I write about these memories. I read what I have written. I notice something.
Childhood moments filled with danger and sharp objects: hooks, fish bones, thumbs hooked under gills, blood and scales, eels, spiteful breezes, an indifferent sea, my forehead stitched up like Frankenstein’s monster. There is danger here. Fear of my skin being punctured, my throat pierced, my forehead opened. The hook and the fish bone and the moment of contact. The spaciousness of the sea and the sky, the fragility of my boundaries. Recently, I learned that Grandad couldn’t swim. All those hours on the boat, he drifted pleasantly over waters dangerous to him, floating on wildness. But is this, after all, what writing is, what writing means? Follow the lines. The sentence, the fishing line, the scar. Is this, finally, what my Grandad taught me: to be a child holding a line into the deep, communing with the unfathomable?
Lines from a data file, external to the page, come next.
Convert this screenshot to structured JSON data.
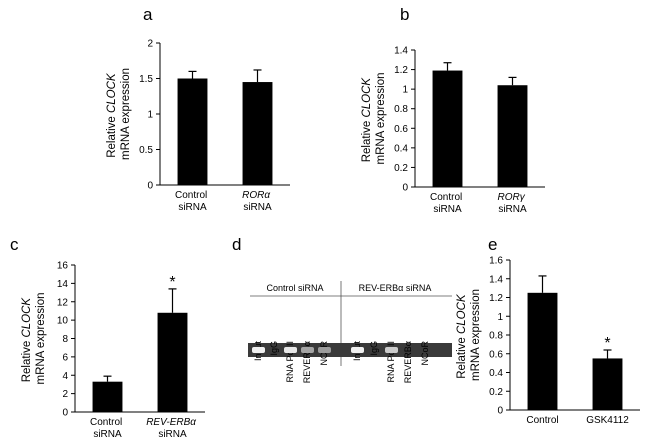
{
  "chart_data": [
    {
      "type": "bar",
      "panel_label": "a",
      "ylabel": "Relative CLOCK mRNA expression",
      "categories": [
        "Control siRNA",
        "RORα siRNA"
      ],
      "values": [
        1.5,
        1.45
      ],
      "errors": [
        0.1,
        0.17
      ],
      "color": "#000000",
      "ylim": [
        0,
        2
      ],
      "yticks": [
        0,
        0.5,
        1,
        1.5,
        2
      ]
    },
    {
      "type": "bar",
      "panel_label": "b",
      "ylabel": "Relative CLOCK mRNA expression",
      "categories": [
        "Control siRNA",
        "RORγ siRNA"
      ],
      "values": [
        1.19,
        1.04
      ],
      "errors": [
        0.08,
        0.08
      ],
      "color": "#000000",
      "ylim": [
        0,
        1.4
      ],
      "yticks": [
        0,
        0.2,
        0.4,
        0.6,
        0.8,
        1,
        1.2,
        1.4
      ]
    },
    {
      "type": "bar",
      "panel_label": "c",
      "ylabel": "Relative CLOCK mRNA expression",
      "categories": [
        "Control siRNA",
        "REV-ERBα siRNA"
      ],
      "values": [
        3.3,
        10.8
      ],
      "errors": [
        0.6,
        2.6
      ],
      "significance": [
        null,
        "*"
      ],
      "color": "#000000",
      "ylim": [
        0,
        16
      ],
      "yticks": [
        0,
        2,
        4,
        6,
        8,
        10,
        12,
        14,
        16
      ]
    },
    {
      "type": "bar",
      "panel_label": "e",
      "ylabel": "Relative CLOCK mRNA expression",
      "categories": [
        "Control",
        "GSK4112"
      ],
      "values": [
        1.25,
        0.55
      ],
      "errors": [
        0.18,
        0.09
      ],
      "significance": [
        null,
        "*"
      ],
      "color": "#000000",
      "ylim": [
        0,
        1.6
      ],
      "yticks": [
        0,
        0.2,
        0.4,
        0.6,
        0.8,
        1,
        1.2,
        1.4,
        1.6
      ]
    }
  ],
  "gel": {
    "panel_label": "d",
    "groups": [
      {
        "name": "Control siRNA",
        "lanes": [
          "Input",
          "IgG",
          "RNA Pol II",
          "REVERBα",
          "NCoR"
        ]
      },
      {
        "name": "REV-ERBα siRNA",
        "lanes": [
          "Input",
          "IgG",
          "RNA Pol II",
          "REVERBα",
          "NCoR"
        ]
      }
    ]
  }
}
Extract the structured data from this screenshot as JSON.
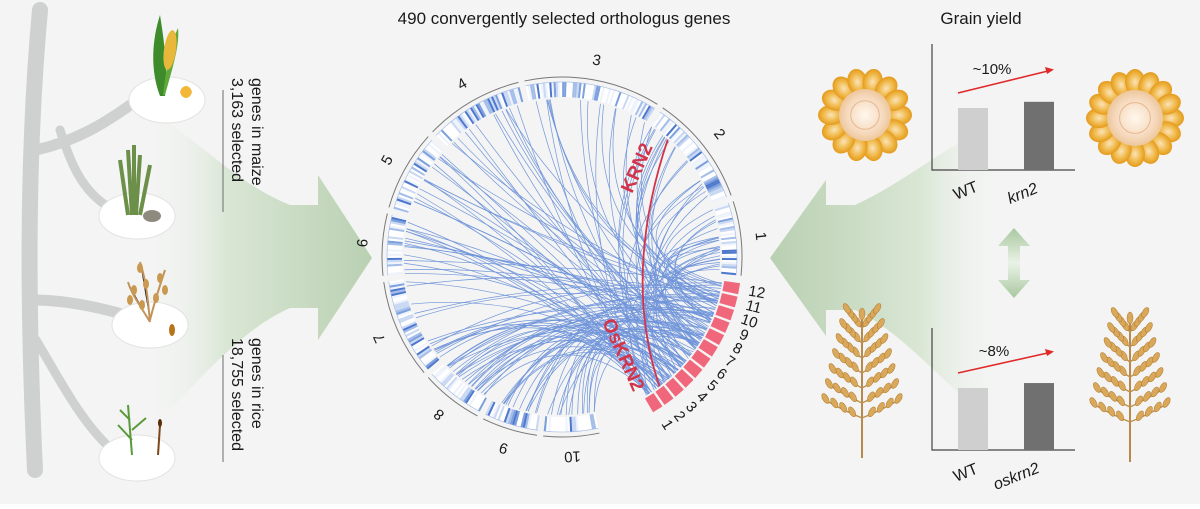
{
  "title": "490 convergently selected orthologus genes",
  "left": {
    "maize_count": "3,163 selected",
    "maize_desc": "genes in maize",
    "rice_count": "18,755 selected",
    "rice_desc": "genes in rice"
  },
  "circos": {
    "maize_chromosomes": [
      "1",
      "2",
      "3",
      "4",
      "5",
      "6",
      "7",
      "8",
      "9",
      "10"
    ],
    "rice_chromosomes": [
      "1",
      "2",
      "3",
      "4",
      "5",
      "6",
      "7",
      "8",
      "9",
      "10",
      "11",
      "12"
    ],
    "maize_gene": "KRN2",
    "rice_gene": "OsKRN2"
  },
  "right": {
    "title": "Grain yield",
    "maize_change": "~10%",
    "rice_change": "~8%",
    "maize_wt": "WT",
    "maize_mutant": "krn2",
    "rice_wt": "WT",
    "rice_mutant": "oskrn2"
  },
  "chart_data": [
    {
      "type": "bar",
      "categories": [
        "WT",
        "krn2"
      ],
      "values": [
        1.0,
        1.1
      ],
      "annotation": "~10%"
    },
    {
      "type": "bar",
      "categories": [
        "WT",
        "oskrn2"
      ],
      "values": [
        1.0,
        1.08
      ],
      "annotation": "~8%"
    }
  ],
  "colors": {
    "link": "#5b85d6",
    "highlight": "#d4334a",
    "rice_block": "#f0667a",
    "arrow": "#c9dbc4",
    "bar_wt": "#cfcfcf",
    "bar_mut": "#707070",
    "trend": "#e02a2a"
  }
}
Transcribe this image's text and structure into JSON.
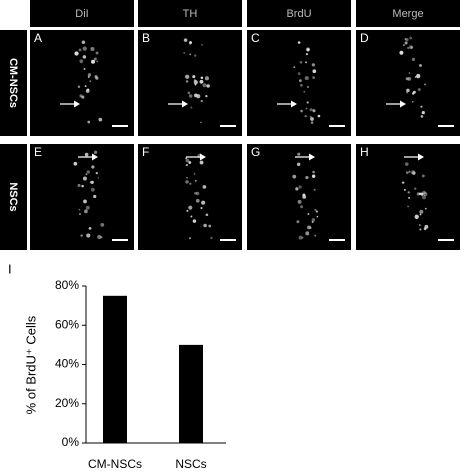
{
  "figure": {
    "columns": [
      "DiI",
      "TH",
      "BrdU",
      "Merge"
    ],
    "rows": [
      "CM-NSCs",
      "NSCs"
    ],
    "panels": [
      "A",
      "B",
      "C",
      "D",
      "E",
      "F",
      "G",
      "H"
    ],
    "chart_label": "I"
  },
  "chart_data": {
    "type": "bar",
    "categories": [
      "CM-NSCs",
      "NSCs"
    ],
    "values": [
      75,
      50
    ],
    "color": "#000000",
    "y_label": "% of BrdU⁺ Cells",
    "ylim": [
      0,
      80
    ],
    "yticks": [
      {
        "value": 0,
        "label": "0%"
      },
      {
        "value": 20,
        "label": "20%"
      },
      {
        "value": 40,
        "label": "40%"
      },
      {
        "value": 60,
        "label": "60%"
      },
      {
        "value": 80,
        "label": "80%"
      }
    ]
  }
}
And my father, with his medical fascination of the body’s insides, the wonder in his voice when he saw the white bone of my skull. Did he teach me to move beyond the pain, to marvel at the bones, to pay attention to what is happening to the body? These memories are in my body. Writing is in my fingertips, along with the tug of the deep and the feeling of blood beyond the skin. I am waiting to pull, feeling for that telltale jolt, that liquid openness in my forehead, my head open to the waters and the blood and the darkness.